Gold bugs be of good cheer

[miningmx.com] – Gold “guru’ Martin Murenbeeld – chief economist at Dundee Capital Markets – has issued his forecasts for 2015 indicating a rising gold price along with a message that will please gold investors – he thinks he’s being too cautious in his predictions.

The Canadian-based analyst makes his projections based on econometric models and issues three scenarios – ranging from bearish (scenario A) to bullish (scenario C) – from which he derives a “probability weighted’ overall prediction.

For 2015 that probability weighted prediction calls for gold to rise from an average of $1,202/oz in the first calendar quarter to $1,277 in the fourth quarter and then continue rising to reach $1,311/oz in the second quarter of 2016.

Murenbeeld has an impressive record of calling the gold price correctly over the past decade although he got it badly wrong in December 2011 as gold came off its highs around $1,700/oz .

He expected the metal to recover strongly because of the global sovereign debt crisis. He subsequently revised his forecasts highlighting the increasingly poor “technical’ outlook for gold while still pointing to the fundamental factors that should have been pushing gold higher.

That experience seems to have had an impact on his latest predictions which – according to Murenbeeld – may turn out to be too pessimistic.

He commented in his last report for 2014 issued last week that, “We are more bullish than the actual numbers suggest, which results partly from the judgement that 2015 will see more financial and geopolitical fireworks.

“These tend to boost the price of gold for a period of time which will affect the quarterly averages. The nature of econometric modelling with time-series data is such that unpredictable crises cannot be easily incorporated into the statistical analysis.

“Hence we stress that crises present an unknown positive risk to the outlook: indeed it is very possible that the average gold price for 2015 will be higher than forecast (as happened in 2014) precisely because of the many crises looming on the horizon for 2015.’

Murenbeeld’s assessment is that , ” we will only know a year from now but it “feels’ as if the gold market is finally turning.’

Providing some of the background to his scenario modelling he commented, ” the probability-weighted forecast is what we typically go with when asked for a plain-vanilla forecast ….this forecast rises over time – though slowly.

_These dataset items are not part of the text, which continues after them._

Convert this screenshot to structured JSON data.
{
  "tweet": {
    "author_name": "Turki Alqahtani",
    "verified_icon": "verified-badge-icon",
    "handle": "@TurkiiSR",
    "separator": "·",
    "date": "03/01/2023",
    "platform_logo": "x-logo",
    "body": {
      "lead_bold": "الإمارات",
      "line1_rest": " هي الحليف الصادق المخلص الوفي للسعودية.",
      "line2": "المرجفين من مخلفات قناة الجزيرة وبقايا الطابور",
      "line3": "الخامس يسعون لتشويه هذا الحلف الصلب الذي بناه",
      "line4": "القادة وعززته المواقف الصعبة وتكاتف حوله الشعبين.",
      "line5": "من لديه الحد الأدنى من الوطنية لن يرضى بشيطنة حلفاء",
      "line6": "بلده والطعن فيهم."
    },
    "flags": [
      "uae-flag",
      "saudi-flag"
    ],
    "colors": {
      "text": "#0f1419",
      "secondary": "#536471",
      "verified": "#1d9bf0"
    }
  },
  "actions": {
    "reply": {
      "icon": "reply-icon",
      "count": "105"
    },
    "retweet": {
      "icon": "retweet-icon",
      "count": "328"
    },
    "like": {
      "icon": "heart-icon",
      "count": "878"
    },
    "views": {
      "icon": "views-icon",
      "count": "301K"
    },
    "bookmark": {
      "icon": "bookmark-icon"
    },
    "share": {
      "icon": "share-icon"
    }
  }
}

” My biggest concern is that the gold market could turn upwards faster than the models can handle (gold did on the downside too – which is a problem with econometric modelling generally) but we would like to be wrong on the downside (if we are going to be wrong) – not on the upside.

“Our concern, in other words, is that we have too low a probability on scenario C.’

He added, “the key issue is whether the macro-environment will turn sufficiently gold-investment friendly so that gold investors might return to buying gold in large quantity. ETF (exchange traded fund) demand – which turned out to be a significant source of supply in 2013 – should be flat to positive in 2015 and 2016.

“Indeed, geopolitical and financial risks (Eurozone risk, debt risk, recession risk) will remain high in 2015 meaning there is an excellent chance western investors will return to “hard assets’ including gold.

“Not to be overlooked, because many key central banks “want’ higher rates of inflation, markets could be moving into a period where inflation will become more of a concern to investors than disinflation and deflation – but probably not before 2016.’

Murenbeeld also commented that, “many gold agnostics point out that gold does not “earn’ anything. The counter argument to this would fill more pages than you’d care to read, so let me just say that the Swiss re-introduced negative deposit rates – neither, then, do some fiat currencies “earn’ anything.

“Safety has some costs, to be sure but depending on one’s perspective ( ie a Russian perspective?) gold “earns’ its keep!’